China, Bernanke, and the price of gold
China has issued what amounts to the “Beijing Put” on gold. You can make a lot of money, but you really can’t lose.
I happened to see quite a bit of Cheng Siwei at the Ambrosetti Workshop, a gathering of politicians and global strategists at Lake Como, including a dinner at Villa d’Este last night at which he listened very attentively as a number of American guests tore President Obama’s economic and health policy to shreds.
Mr Cheng was until recently Vice-Chairman of the Communist Party’s Standing Committee, and is now a sort of economic ambassador for China around the world — a charming man, by the way, who left Hong Kong for mainland China in 1950 at the age of 16, as young idealist eager to serve the revolution. Sixty years later, he calls himself simply “a survivior”.
What he said about US monetary policy and gold – this bit on the record – would appear to validate the long-held belief of gold bugs that China has fundamentally lost confidence in the US dollar and is going to shift to a partial gold standard through reserve accumulation.
He played down other metals such as copper, saying that they could not double as a proxy currency or store of wealth.
“Gold is definitely an alternative, but when we buy, the price goes up. We have to do it carefully so as not stimulate the market,” he said.
In other words, China is buying the dips, and will continue to do so as a systematic policy. His comment captures exactly what observation of gold price action suggests is happening. Every time it looks as if the bullion market is going to buckle, some big force steps in from the unknown.
Investors long-suspected that it was China. We later discovered that Beijing had in fact doubled its gold reserves to 1054 tonnes. Fait accompli first. Announcement long after.
Standing back, you can see that the steady rise in gold over the last eight years to $994 an ounce last week – outperforming US equities fourfold, even with reinvested dividends – has roughly tracked the emergence of China as a superpower in foreign reserve holdings (now $2 trillion).
As I have written in today’s paper, Mr Cheng (and Beijing) takes a dim view of Ben Bernanke’s monetary experiments at the Federal Reserve.
“If they keep printing money to buy bonds it will lead to inflation, and after a year or two the dollar will fall hard. Most of our foreign reserves are in US bonds and this is very difficult to change, so we will diversify incremental reserves into euros, yen, and other currencies,” he said.
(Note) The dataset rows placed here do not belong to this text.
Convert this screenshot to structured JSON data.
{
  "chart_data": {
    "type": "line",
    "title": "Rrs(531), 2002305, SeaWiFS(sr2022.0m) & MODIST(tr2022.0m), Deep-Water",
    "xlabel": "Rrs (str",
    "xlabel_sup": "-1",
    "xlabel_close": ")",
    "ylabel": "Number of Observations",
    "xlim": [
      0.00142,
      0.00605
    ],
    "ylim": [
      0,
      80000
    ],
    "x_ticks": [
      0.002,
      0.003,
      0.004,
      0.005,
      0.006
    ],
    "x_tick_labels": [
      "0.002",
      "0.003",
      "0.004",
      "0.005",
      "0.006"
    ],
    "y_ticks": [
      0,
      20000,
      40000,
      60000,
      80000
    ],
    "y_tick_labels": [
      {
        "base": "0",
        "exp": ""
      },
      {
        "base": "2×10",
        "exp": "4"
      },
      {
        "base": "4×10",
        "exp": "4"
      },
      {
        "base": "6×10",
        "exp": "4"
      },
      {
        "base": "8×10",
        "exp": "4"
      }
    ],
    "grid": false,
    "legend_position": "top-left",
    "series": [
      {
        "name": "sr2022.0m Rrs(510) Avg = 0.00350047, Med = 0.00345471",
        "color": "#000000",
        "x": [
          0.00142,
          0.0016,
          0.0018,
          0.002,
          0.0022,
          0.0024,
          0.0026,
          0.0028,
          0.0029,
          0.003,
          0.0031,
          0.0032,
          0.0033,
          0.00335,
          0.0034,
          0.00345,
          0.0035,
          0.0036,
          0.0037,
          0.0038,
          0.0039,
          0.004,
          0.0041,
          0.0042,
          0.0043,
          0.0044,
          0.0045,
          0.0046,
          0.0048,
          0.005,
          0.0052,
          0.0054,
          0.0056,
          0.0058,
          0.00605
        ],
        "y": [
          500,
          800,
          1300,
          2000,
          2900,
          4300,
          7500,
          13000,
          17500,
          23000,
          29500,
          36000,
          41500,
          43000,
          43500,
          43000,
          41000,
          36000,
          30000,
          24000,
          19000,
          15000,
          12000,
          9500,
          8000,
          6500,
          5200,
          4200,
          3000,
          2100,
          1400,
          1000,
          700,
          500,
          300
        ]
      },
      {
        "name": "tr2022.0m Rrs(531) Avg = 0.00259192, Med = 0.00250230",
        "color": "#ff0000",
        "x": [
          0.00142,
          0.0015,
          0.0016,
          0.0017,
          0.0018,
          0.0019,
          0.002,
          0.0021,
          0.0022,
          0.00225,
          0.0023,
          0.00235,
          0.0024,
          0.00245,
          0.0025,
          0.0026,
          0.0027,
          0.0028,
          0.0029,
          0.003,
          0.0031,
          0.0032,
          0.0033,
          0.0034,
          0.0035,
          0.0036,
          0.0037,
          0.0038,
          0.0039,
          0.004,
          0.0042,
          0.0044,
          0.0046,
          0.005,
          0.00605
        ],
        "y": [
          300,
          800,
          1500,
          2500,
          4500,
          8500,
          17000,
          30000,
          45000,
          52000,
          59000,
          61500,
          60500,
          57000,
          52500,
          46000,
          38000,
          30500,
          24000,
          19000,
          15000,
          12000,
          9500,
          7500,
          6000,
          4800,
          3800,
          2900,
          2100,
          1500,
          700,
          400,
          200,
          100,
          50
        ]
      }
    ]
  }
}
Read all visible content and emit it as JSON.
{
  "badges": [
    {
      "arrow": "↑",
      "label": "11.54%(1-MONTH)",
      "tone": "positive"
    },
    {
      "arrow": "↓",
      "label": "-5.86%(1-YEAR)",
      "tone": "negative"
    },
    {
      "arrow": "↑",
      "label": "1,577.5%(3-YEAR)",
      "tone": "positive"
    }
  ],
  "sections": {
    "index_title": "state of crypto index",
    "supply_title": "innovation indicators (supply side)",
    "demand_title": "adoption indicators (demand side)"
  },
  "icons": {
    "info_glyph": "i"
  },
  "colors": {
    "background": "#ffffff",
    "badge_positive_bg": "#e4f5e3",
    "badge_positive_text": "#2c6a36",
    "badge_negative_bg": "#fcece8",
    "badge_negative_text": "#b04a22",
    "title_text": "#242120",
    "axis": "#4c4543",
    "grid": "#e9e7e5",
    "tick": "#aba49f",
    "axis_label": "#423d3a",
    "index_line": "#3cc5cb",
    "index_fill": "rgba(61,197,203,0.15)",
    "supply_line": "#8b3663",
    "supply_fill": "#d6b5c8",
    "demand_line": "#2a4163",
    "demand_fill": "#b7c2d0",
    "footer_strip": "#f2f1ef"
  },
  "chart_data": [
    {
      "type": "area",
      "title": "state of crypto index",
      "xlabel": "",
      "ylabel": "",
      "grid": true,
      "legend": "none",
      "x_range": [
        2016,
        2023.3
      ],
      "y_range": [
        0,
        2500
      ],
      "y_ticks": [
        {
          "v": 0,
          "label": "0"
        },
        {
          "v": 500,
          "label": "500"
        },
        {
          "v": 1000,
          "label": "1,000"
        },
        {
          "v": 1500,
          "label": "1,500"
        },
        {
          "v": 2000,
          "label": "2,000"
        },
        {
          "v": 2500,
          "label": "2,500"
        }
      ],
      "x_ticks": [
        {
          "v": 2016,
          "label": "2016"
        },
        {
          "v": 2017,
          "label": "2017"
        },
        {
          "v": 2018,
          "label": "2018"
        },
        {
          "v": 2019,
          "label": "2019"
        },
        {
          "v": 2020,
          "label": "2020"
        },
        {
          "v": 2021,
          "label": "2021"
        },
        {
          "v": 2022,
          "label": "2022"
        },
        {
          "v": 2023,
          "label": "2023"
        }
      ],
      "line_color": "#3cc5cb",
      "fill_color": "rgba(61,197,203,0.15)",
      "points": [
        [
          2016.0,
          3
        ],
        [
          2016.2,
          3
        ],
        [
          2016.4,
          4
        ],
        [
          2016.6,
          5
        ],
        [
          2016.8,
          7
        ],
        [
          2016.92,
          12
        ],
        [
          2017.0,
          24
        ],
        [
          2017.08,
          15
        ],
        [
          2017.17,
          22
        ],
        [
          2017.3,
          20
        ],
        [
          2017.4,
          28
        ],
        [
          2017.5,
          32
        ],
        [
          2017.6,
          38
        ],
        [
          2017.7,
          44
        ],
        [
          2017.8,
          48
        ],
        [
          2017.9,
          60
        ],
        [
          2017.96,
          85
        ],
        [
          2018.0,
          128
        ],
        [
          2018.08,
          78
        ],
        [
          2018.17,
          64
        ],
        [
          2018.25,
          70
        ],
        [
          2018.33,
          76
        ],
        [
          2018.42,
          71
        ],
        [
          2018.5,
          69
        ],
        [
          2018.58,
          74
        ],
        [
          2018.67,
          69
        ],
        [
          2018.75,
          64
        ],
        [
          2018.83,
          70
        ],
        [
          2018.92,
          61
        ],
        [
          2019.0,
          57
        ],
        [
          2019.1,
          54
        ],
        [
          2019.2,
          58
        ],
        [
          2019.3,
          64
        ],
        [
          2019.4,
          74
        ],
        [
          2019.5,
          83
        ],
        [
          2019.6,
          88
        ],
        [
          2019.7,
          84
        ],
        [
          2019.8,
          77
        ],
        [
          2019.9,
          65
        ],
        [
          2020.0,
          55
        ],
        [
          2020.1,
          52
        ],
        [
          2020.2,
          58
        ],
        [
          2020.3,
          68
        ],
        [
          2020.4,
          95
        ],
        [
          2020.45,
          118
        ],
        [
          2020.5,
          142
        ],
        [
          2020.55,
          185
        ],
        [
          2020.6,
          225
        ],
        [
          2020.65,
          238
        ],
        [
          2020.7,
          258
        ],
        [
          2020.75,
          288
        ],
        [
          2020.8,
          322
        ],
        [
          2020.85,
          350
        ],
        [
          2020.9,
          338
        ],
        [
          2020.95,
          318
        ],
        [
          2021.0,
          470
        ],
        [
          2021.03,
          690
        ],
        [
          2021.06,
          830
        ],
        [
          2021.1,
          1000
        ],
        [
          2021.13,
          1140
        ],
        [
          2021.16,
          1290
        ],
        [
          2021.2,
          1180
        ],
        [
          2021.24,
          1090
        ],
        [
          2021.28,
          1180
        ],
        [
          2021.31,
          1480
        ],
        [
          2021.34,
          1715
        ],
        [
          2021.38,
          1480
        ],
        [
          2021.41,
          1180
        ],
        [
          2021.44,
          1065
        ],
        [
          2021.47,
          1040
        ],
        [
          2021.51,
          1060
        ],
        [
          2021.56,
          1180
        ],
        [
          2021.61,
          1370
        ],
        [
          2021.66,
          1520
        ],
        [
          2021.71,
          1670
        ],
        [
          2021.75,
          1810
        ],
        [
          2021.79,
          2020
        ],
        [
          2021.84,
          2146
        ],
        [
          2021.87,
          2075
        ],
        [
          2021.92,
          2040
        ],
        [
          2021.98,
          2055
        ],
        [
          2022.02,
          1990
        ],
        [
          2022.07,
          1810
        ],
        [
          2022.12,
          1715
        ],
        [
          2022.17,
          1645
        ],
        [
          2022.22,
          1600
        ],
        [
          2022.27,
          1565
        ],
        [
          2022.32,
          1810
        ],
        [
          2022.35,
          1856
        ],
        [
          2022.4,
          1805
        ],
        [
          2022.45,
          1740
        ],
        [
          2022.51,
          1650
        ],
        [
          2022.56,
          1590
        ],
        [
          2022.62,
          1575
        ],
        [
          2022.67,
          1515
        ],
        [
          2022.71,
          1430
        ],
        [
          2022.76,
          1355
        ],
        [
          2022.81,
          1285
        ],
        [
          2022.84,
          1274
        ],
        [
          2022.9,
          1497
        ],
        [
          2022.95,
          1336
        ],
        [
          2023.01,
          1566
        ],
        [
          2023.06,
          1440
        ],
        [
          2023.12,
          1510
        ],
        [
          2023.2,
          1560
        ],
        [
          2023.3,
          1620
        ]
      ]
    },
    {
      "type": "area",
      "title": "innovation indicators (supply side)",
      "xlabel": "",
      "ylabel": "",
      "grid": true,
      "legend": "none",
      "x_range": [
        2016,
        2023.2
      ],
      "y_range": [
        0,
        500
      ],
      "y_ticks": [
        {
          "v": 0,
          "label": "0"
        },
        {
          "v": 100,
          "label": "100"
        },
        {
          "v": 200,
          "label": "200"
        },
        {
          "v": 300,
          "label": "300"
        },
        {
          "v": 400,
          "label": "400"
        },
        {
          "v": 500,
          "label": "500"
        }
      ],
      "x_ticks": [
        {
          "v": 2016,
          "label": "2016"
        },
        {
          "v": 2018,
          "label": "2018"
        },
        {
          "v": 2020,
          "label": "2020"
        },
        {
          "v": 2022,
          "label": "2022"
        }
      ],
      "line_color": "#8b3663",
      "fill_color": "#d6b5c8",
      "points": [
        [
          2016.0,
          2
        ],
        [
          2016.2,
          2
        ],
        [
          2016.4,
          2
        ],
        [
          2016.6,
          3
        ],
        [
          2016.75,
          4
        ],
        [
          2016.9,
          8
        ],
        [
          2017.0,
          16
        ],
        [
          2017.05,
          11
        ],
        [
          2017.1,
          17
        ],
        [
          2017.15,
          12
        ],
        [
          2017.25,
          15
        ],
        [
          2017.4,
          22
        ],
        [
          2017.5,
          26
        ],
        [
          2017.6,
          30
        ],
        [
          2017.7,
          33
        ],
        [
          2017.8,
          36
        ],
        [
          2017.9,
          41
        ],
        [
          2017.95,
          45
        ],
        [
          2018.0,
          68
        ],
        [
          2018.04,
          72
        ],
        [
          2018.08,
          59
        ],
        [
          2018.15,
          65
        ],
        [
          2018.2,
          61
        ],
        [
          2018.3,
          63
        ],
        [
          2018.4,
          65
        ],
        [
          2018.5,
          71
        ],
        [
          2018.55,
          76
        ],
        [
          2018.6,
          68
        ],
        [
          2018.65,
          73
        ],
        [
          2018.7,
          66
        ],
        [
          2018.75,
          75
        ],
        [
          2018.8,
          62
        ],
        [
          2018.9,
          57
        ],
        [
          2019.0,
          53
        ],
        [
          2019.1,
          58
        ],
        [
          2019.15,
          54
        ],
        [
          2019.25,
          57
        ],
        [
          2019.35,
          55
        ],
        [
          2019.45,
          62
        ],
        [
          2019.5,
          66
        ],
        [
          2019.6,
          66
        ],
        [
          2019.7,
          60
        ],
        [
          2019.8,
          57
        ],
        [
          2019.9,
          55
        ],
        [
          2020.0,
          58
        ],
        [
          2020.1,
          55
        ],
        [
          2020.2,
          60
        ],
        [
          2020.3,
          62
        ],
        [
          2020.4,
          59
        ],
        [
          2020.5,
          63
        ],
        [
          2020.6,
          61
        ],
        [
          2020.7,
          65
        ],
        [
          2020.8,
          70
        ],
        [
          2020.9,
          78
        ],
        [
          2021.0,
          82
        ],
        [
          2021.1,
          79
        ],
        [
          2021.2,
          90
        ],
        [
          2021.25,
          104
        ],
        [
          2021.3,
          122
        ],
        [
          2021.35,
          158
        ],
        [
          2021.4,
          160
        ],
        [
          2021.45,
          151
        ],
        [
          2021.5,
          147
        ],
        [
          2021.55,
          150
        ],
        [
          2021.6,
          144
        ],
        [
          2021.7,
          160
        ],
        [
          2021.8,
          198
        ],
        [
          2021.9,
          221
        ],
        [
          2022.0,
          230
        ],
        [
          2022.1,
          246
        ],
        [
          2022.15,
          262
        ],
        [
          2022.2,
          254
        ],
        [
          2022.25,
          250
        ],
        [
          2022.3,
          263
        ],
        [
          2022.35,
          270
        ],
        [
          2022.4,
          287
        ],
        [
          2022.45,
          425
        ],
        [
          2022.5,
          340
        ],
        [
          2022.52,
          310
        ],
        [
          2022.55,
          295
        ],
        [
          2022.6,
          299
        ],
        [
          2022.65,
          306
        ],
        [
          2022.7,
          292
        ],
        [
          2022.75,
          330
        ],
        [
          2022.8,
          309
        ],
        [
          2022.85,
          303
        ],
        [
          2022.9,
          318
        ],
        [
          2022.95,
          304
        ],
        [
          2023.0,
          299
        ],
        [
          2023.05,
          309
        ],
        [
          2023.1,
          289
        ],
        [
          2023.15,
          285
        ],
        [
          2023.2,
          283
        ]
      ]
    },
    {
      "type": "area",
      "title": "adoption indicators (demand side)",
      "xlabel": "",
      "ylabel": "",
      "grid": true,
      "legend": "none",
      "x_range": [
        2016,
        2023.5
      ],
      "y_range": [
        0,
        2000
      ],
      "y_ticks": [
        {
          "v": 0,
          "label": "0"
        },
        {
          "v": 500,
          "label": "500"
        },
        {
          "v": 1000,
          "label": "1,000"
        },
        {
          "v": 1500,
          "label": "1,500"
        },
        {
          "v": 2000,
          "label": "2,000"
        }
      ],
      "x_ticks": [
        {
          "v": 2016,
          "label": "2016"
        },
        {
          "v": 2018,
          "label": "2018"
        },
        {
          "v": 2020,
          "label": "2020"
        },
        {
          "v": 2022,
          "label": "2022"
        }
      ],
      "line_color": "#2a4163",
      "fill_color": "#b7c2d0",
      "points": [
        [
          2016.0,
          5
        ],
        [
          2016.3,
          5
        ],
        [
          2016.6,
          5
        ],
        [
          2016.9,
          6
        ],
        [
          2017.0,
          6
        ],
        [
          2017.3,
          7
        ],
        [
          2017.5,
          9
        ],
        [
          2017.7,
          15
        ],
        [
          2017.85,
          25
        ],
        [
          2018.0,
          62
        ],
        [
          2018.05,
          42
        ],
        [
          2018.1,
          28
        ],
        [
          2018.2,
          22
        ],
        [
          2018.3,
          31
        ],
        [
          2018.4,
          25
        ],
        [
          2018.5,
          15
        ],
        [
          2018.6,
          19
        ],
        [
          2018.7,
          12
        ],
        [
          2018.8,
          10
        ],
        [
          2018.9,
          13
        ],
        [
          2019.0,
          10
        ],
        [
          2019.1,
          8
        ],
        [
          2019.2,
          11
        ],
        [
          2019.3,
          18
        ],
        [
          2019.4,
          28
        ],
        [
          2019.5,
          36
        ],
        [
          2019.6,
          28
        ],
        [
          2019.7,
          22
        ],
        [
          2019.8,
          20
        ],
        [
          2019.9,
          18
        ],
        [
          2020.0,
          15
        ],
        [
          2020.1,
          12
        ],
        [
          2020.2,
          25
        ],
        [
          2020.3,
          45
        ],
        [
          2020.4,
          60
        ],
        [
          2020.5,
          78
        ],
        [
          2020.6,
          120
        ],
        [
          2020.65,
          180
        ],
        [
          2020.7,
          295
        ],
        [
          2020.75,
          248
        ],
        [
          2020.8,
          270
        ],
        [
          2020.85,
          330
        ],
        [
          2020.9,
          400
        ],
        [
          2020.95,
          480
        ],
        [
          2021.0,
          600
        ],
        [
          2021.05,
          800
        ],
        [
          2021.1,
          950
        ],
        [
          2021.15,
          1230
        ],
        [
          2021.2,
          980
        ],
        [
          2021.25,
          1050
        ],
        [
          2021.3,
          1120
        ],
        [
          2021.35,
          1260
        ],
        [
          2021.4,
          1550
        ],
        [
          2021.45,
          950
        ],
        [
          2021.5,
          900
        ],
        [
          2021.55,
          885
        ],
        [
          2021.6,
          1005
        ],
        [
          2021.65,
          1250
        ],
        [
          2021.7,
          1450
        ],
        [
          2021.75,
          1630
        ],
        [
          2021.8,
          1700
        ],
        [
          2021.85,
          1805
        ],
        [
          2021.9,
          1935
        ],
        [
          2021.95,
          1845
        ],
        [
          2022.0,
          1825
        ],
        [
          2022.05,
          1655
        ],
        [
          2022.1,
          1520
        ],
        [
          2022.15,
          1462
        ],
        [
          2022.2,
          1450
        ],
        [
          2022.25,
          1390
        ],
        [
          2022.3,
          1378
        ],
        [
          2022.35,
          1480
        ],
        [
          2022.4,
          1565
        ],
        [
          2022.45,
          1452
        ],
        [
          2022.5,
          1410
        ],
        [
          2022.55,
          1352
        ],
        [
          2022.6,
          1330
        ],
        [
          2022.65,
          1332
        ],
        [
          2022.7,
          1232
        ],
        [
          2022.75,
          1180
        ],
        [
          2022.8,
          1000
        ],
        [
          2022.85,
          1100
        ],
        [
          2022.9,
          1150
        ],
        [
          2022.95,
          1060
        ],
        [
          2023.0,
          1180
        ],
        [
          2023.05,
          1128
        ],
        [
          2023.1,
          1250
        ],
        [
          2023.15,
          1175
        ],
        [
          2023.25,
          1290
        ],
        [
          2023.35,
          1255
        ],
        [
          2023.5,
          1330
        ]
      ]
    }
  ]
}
This line of argument is by now well-known. Less understood is how much trouble the Fed’s QE policies are causing in China itself, where they have vicariously set off a speculative boom on the Shanghai exchange and in property. Mr Cheng said mid-level house prices are now ten times incomes.
“If we raise interest rates, we will be flooded with hot money. We have to wait for them. If they raise, we raise.”
“Credit in China is too loose. We have a bubble in the housing market and in stocks so we have to be very careful, because this could fall down.”
Of course, China cold end this problem by letting the yuan rise to its proper value, but China too is trapped. Wafer-thin profit margins on exports mean that vast chunks of Chinese industry would go bust if the yuan rose enough to close the trade surplus. China’s exports were down 23pc in July from a year before even at the current exchange rate, and exports make up 40pc of GDP. “We have lost 20m jobs in this crisis,” he said.
China’s mercantilist export strategy has led the country into a cul-de-sac. China must continue to run its trade surplus. It must accumulate hundreds of billions more in reserves. Ergo, it must buy a great deal more gold.
Where is the gold going to come from?